Oscar non segue molto il ciclismo, ci confessa, è entrato nel mondo dell’edilizia e si gode i suoi due figli (che creano una bella e rumorosa cornice alle sue parole).
«E’ un bell’argomento da approfondire – inizia Oscar – anche se non basterebbe un’intervista per sviscerarlo tutto. Quando correvo io negli under 23 si passava leggermente più tardi, solo Pozzato e Agnoli sono passati quasi da junior, ma erano delle mosche bianche».
Sembra esserci una corsa spasmodica ai giovani di talento.
Molti ragazzi passano professionisti e non lo meriterebbero perché non hanno ottenuto dei risultati degni di nota. Io sono passato pro’ con 26 vittorie nelle tre stagioni da under, questo vuol dire continuità di rendimento e risultati. Poi lo sapete meglio di me quanto è difficile confermarsi nei professionisti.
Adesso passano atleti che hanno vinto una o due corse.
E’ brutto da dire ma prima di dire: «Poverino non gli hanno dato spazio», dovremmo guardare cosa ha fatto nelle categorie precedenti… Se si vuole correre bisogna meritarselo, altrimenti è brutto da dire ma si cambia lavoro.
I ragazzi però vivono con il sogno del professionismo: lottano e ci credono per ottenerlo, forse, il problema sono le persone che li “illudono” di poterci stare?
Vero anche questo, se passano pro’ c’è qualcuno che ce li manda e bisognerebbe interrogarsi sul perché.
I procuratori spesso, come abbiamo avuto modo di leggere, mandano ragazzi che non ritengono pronti. In questi casi le squadre si trovano con atleti che non sono all’altezza, in altri casi però, sono i team che cercano addirittura tra gli junior per accaparrarsi il fenomeno. Anche se questa parola dovrebbe sottolineare che si tratta di un caso raro, di un’eccezione.
«Il mondo di oggi, non solo nel ciclismo – continua Oscar Gatto – corre a mille all’ora. Non hai il tempo di sbagliare e se lo fai sei fuori. Mi sono reso conto ancor di più di ciò ora che sono nel mondo “reale”».
Una delle grandi differenze con la tua generazione quale può essere?
La pazienza. Io sono passato professionista con la Gerolsteiner e i primi anni non avevo pressioni, nulla. Questo mi ha anche permesso di sbagliare e di fare delle sciocchezze che forse ora avrei pagato a più caro prezzo.
Un’altra differenza?
Beh i soldi. Per mettere insieme una squadra World Tour ci volevano una quindicina di milioni, ora il doppio o quasi. Le squadre sono diventate delle aziende e devono tutelare i loro investimenti, quindi, se ottieni risultati rimani, altrimenti no.

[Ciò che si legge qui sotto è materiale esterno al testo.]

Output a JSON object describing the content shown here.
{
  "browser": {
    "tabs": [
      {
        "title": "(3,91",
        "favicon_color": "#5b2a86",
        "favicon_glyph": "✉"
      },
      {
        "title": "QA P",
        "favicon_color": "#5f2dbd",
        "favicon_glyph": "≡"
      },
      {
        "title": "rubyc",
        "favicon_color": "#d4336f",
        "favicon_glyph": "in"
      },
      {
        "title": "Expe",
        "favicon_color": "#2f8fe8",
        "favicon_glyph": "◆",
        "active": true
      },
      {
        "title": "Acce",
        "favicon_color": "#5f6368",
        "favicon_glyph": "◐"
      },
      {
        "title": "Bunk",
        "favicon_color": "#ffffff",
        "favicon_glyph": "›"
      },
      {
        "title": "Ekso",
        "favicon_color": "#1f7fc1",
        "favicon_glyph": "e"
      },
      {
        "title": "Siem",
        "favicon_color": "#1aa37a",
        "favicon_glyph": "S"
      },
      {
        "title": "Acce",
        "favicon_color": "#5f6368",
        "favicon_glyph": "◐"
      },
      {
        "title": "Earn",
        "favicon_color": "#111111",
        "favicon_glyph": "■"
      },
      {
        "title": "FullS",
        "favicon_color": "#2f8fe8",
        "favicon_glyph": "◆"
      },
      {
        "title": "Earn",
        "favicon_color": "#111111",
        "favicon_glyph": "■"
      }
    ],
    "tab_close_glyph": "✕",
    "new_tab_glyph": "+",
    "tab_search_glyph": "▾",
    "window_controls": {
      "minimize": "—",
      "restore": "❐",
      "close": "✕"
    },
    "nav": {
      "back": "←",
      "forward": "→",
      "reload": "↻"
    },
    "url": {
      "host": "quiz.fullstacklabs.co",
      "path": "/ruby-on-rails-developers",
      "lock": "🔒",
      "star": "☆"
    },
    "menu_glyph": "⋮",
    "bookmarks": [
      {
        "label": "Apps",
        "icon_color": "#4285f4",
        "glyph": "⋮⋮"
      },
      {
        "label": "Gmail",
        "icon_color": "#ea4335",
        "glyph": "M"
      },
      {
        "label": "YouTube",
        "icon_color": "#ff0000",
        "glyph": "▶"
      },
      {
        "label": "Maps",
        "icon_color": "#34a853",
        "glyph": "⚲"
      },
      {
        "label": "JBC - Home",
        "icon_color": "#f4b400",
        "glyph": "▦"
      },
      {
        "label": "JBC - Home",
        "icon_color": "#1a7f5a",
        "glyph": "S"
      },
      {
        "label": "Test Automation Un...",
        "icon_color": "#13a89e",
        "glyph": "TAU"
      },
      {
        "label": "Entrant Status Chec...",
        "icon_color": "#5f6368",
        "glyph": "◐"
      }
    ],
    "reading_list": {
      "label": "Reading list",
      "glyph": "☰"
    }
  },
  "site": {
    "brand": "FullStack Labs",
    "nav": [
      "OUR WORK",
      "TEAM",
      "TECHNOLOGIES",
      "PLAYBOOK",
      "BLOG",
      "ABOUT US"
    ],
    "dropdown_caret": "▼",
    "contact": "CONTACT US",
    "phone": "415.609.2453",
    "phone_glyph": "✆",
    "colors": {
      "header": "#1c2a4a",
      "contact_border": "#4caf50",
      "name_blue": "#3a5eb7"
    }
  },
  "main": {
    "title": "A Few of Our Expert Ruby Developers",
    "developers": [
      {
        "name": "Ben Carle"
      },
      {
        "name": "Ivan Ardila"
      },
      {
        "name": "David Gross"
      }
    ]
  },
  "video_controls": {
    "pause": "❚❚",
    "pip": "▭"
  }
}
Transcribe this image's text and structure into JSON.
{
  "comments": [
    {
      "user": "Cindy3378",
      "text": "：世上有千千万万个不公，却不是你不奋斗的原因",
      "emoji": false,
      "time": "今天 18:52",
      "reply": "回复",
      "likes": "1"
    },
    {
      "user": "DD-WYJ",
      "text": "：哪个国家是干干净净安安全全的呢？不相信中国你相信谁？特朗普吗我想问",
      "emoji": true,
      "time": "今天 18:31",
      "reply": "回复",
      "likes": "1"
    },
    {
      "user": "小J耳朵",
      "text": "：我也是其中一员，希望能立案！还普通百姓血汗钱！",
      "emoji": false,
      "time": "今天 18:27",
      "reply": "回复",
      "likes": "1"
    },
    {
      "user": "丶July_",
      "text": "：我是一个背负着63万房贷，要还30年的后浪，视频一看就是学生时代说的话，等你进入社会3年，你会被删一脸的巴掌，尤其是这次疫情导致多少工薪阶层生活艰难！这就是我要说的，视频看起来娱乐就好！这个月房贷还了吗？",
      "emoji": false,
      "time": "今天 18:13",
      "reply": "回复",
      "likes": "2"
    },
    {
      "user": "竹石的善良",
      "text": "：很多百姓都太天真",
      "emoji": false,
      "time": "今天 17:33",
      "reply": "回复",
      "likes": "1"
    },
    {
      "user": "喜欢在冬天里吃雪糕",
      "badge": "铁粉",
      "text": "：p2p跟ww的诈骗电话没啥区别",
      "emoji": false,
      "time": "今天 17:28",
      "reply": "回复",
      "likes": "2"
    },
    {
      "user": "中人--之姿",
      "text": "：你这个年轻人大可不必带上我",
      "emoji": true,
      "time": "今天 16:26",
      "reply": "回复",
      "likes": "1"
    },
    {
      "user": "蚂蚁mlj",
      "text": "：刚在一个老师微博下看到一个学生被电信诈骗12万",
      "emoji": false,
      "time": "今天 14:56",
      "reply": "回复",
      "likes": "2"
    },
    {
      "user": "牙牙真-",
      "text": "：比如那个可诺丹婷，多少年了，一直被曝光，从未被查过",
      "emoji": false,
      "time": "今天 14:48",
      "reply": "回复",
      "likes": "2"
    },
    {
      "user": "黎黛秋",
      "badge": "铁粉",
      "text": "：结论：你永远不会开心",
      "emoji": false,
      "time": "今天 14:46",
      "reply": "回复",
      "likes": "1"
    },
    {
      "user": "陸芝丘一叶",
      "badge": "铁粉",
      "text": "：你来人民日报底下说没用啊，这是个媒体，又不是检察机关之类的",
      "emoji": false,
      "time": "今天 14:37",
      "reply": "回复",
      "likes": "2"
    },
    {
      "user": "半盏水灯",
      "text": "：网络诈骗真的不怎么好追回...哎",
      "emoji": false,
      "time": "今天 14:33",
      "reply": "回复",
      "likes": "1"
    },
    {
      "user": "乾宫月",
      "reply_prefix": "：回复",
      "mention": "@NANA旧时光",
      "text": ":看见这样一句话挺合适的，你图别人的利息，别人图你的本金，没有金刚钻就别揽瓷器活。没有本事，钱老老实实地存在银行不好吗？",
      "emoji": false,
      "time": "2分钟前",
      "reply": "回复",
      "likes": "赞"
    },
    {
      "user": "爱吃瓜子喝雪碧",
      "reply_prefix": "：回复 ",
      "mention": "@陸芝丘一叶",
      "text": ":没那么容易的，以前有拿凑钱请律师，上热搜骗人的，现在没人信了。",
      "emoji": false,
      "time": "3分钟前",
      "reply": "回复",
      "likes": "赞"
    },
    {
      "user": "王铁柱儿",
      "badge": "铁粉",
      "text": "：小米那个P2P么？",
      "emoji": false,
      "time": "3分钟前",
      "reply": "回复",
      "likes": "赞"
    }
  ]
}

Serve fare un passo indietro
Questo modo di pensare non permette ai giovani di sbagliare ed imparare e di correre, forse, con più timore e meno spirito “avventuriero”. Si potrebbe dire che sia anche un controsenso: la categoria under 23 è fatta per imparare e sbagliare, contrariamente, se un corridore viene portato troppo presto tra i pro’ rischia di appassire. D’altronde prima di travasare una pianta in un terreno più arido bisogna prima prendersene cura e aspettare che le radici siano forti e robuste, altrimenti appassirà.
«Un secondo problema sono le squadre continental – riprende Oscar – ce ne sono davvero tante ed accelerano anche loro il processo di crescita dei giovani. Non è più possibile fare un percorso “lineare” con due o tre anni in una squadra under 23 e poi in una continental. Queste squadre ti danno la possibilità di correre delle gare con i professionisti e questo crea un grande divario. Pensate ad un ragazzo che corre il Poggiana o la San Geo ed uno che ha già corso alla Coppi e Bartali, è ovvio che il secondo ha una gamba ed un ritmo diversi. Come detto prima, è un mondo che corre veloce e non è facile stargli dietro…».
Il mondo corre sì veloce, ma chi lo fa andare così sono le persone… la Terra per fare un giro intorno al Sole ci impiega sempre lo stesso tempo, è l’uomo che vuole tutto e subito.